C’est un lieu presque suspendu hors du temps. Vallon bucolique, le Prévondavaux étend ses prairies et ses futaies le long d’une petite route serpentant entre Gimel et Burtigny. A l’orée du bois, alors que la neige a fondu, on distingue à nouveau les chapeaux pointus d’un petit peuple étrange qui campe au bord du chemin.
Raides comme les piquets dans lesquels ils sont taillés, ces lutins aux allures de Père Noël veillent, abrités sous l’arche d’un tronc creux, à ce que ce havre de paix reste propre en ordre. Car leur «papa», Otto Rüfenacht, agriculteur à Longirod, sa ferme perchée aux Cottières, ne badine pas avec la propreté de ce vallon dont il cultive les terres pentues depuis des décennies.
Arrivé en 1947 de son Emmental natal, ce Bernois, qui se dit «patriote, militaire et sale tête», voue un amour immodéré à la nature. Voilà longtemps qu’il trouvait dans ses foins et ses céréales des détritus jetés par les automobilistes de passage. Un jour, un conducteur pressé a jeté une bouteille à moitié pleine par la fenêtre de sa voiture.
Elle a atterri sur les genoux de notre agriculteur, qui vérifiait son champ à bord d’un petit tracteur. S’il n’a pas été blessé, son sang n’a fait qu’un tour.
Message de paix
«J’ai alors pris une décision. Pour que le vallon reprenne sa valeur et retrouve sa paix et sa beauté, j’ai décidé de mettre deux nains au bord de la route, là où ça s’est passé. Une sorte de message à l’intention des passants», explique cet ancien municipal de Longirod, qui coule, à l’âge de 87?ans, une retraite active sur le domaine repris par son fils.
Il faut dire que cet habile bricoleur avait déjà installé près de sa ferme un premier sanctuaire de petits nains. Un coccyx brisé dans une malheureuse chute l’ayant immobilisé pendant quelques mois, le paysan s’était mis à sculpter ses nains avec ce qu’il trouvait dans la nature. Ils n’ont rien en commun avec le traditionnel nain de jardin en plastique ou en céramique. De fil en aiguille, il a créé des bougies en bois, des oiseaux en ferraille perchés sur tige et des fontaines miniatures.
Vandales et adorateurs
Mais, au Prévondavaux, son message ne passe pas toujours. Son sanctuaire a été profané plus d’une fois. Quelques mois après y avoir installé deux nains, ces derniers avaient déjà disparu. Tant pis, Otto en a replacé trois. Et hop, une année après, ils s’étaient encore fait la malle, emportés par on ne sait qui.
«Alors, pour faire réfléchir les gens, j’ai fabriqué une étoile avec du bois croisé et écrit dessus: «Quo vadis?». Enfin, il s’est mis à remplacer chaque nain volé par une croix. «Aujourd’hui, il y en a sept.
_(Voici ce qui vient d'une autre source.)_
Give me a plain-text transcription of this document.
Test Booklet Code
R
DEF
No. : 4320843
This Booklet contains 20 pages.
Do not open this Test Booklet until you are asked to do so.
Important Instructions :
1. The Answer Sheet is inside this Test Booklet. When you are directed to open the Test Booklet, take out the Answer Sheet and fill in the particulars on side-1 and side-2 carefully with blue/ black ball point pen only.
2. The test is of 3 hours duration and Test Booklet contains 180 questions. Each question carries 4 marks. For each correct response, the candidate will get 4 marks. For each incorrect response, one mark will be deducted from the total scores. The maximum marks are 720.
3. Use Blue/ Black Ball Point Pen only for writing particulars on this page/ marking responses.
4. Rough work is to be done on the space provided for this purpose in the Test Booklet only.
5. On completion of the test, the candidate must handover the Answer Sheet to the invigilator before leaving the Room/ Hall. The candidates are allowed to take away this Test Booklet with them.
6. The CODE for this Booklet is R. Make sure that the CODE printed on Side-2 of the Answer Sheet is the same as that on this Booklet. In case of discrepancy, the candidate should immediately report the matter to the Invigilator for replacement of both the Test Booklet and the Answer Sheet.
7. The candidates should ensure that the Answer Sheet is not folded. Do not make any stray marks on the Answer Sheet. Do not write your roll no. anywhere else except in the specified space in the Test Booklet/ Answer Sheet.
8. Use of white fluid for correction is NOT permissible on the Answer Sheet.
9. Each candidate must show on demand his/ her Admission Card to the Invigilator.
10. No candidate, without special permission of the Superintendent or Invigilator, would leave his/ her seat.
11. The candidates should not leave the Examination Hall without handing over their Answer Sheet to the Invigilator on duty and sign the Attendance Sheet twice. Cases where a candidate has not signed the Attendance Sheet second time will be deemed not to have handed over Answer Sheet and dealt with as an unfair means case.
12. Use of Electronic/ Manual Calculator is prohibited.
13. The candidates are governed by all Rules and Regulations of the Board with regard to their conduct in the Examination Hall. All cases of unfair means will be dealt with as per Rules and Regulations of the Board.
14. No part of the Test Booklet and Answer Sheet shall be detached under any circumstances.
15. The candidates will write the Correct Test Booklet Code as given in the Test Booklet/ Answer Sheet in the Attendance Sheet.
Pour finir, cela ressemble à un cimetière! Mais, depuis que j’ai rajouté une bougie avec une flamme pour éclairer les esprits, plus personne n’a touché le sanctuaire», rigole l’octogénaire, heureux de voir que ses nains n’attirent pas que des vandales, mais aussi des adorateurs.
Car, un jour, un petit bonhomme disparu depuis deux semaines est réapparu, tout repeint de frais par un artiste anonyme. Et des enfants ou des promeneurs ont coutume d’y placer des petits bouquets de fleurs et même de la nourriture, autant d’offrandes qui enchantent le grand prêtre du Prévondavaux.
Avec le temps, ses petits nains lui ressemblent. «Comme je deviens âgé, j’en fais avec des lunettes! A un que j’avais abîmé, j’avais fait un bandeau sur l’œil! Mais il a dû plaire à quelqu’un. Il a aussi été volé!»